Yes, something strange is happening to me and I don't really know how to explain it. I was thinking about all the horrible things going on in Darfur right now, and how much crap is going on in the world today. I know that I really shouldn't dwell on the negative all the time, and I know that all I can do is make a little difference, but I know that if we all made a "little difference" then we'd make a big difference, especially if we stopped caring less about celebrities and more about our worldwide brothers and sisters who are in danger. Now, I really don't think society is so far gone that we just don't care about these things happening, I just feel like we don't know what we can do about them, and we have our own busy lives to worry about, our own families, our own sets of problems. Lately I have been likening this to the way we treat our bodies, and the responsibility we should take for our own health. I think that it's easy to chalk it up to everyone just not caring, but really, we do care, even if we don't realize it until we are sick. I think that the main problem is that we just don't know what we can do, we don't know how to change our habits, and we have been so indoctrinated by people who care more about the bottom line than they do our health, that we believe what we are told and have these total misconstrued ideas about health and nutrition.

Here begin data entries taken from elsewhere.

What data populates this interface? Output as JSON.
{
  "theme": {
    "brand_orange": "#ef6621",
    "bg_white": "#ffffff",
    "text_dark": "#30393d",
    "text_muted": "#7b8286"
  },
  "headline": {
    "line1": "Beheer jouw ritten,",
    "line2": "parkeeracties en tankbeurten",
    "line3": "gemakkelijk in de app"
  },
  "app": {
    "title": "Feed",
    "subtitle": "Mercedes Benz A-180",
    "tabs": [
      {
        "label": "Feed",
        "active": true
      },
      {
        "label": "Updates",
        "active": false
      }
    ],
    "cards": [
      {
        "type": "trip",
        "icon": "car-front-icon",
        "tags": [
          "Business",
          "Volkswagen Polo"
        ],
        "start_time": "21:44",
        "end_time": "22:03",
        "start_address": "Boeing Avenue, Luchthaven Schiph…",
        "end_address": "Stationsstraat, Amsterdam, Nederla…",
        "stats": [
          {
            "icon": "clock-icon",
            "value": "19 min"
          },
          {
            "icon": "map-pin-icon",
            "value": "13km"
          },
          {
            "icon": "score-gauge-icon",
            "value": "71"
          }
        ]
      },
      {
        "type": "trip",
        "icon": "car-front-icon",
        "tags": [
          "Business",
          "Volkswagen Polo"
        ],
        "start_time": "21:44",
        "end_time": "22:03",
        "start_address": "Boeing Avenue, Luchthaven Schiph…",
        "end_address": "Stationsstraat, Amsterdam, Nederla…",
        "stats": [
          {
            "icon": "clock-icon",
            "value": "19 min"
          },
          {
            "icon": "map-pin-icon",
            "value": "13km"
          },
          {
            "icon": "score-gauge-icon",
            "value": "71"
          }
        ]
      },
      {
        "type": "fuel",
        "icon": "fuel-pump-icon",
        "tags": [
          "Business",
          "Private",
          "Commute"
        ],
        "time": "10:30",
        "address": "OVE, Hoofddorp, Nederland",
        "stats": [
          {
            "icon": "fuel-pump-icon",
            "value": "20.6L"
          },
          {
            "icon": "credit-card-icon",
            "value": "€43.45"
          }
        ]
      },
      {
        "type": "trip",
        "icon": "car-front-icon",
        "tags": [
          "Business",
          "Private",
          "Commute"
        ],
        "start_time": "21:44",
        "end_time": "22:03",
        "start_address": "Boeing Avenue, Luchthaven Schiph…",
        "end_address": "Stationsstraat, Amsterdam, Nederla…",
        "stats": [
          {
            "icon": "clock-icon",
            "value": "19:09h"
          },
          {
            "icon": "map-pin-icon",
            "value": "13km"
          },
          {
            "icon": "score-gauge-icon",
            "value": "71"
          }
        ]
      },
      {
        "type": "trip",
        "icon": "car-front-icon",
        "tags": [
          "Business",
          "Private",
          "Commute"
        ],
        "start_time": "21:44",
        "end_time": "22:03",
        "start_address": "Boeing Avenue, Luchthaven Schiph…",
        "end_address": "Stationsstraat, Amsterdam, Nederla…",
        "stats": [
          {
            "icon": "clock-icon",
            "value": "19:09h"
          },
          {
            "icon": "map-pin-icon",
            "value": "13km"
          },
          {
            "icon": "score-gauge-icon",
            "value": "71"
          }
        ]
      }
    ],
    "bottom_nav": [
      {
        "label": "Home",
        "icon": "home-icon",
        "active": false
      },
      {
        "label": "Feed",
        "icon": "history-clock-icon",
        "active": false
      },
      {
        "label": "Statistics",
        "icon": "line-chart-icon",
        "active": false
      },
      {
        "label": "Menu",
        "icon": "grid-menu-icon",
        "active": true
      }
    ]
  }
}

So, like I was saying, I feel like something is happening to me, and I can't stop it. The more I try to deny or ignore the things I've been learning the more sensible and apparent they become. The more I learn the more I see around me, and the more I worry about those who wonder why they are sick, and just don't know enough about what they can do to heal themselves without taking truckloads of meds. Tonight I was reading a book, New Choices in Natural Healing, and it was talking about how heart disease is really a 20th century disease. It quoted Thomas Edison as saying "the doctor of the future will give no medicines but will interest his patients in the care of the human frame, in diet and in the cause of disease". Even Hippocrates said "let food be your medicine and medicine be your food". As I'm reading this book I'm getting this burning feeling in my chest, like my heart is so full and wanting to burst out of there! I know it was the Spirit talking to me and finally giving me answers to my prayers as to what I should do with my life. I want to educate people and help them. I want them to be able to see past what they think they know, and give them facts. I want to shout it from the rooftops, it's that important! And I know that the 1st step is making sure that I have my own life in order, so that I can be an example, and practice what I preach.
Ok, so enough about me and my blabbering for today. I'll try update soon! Ta-ta for now.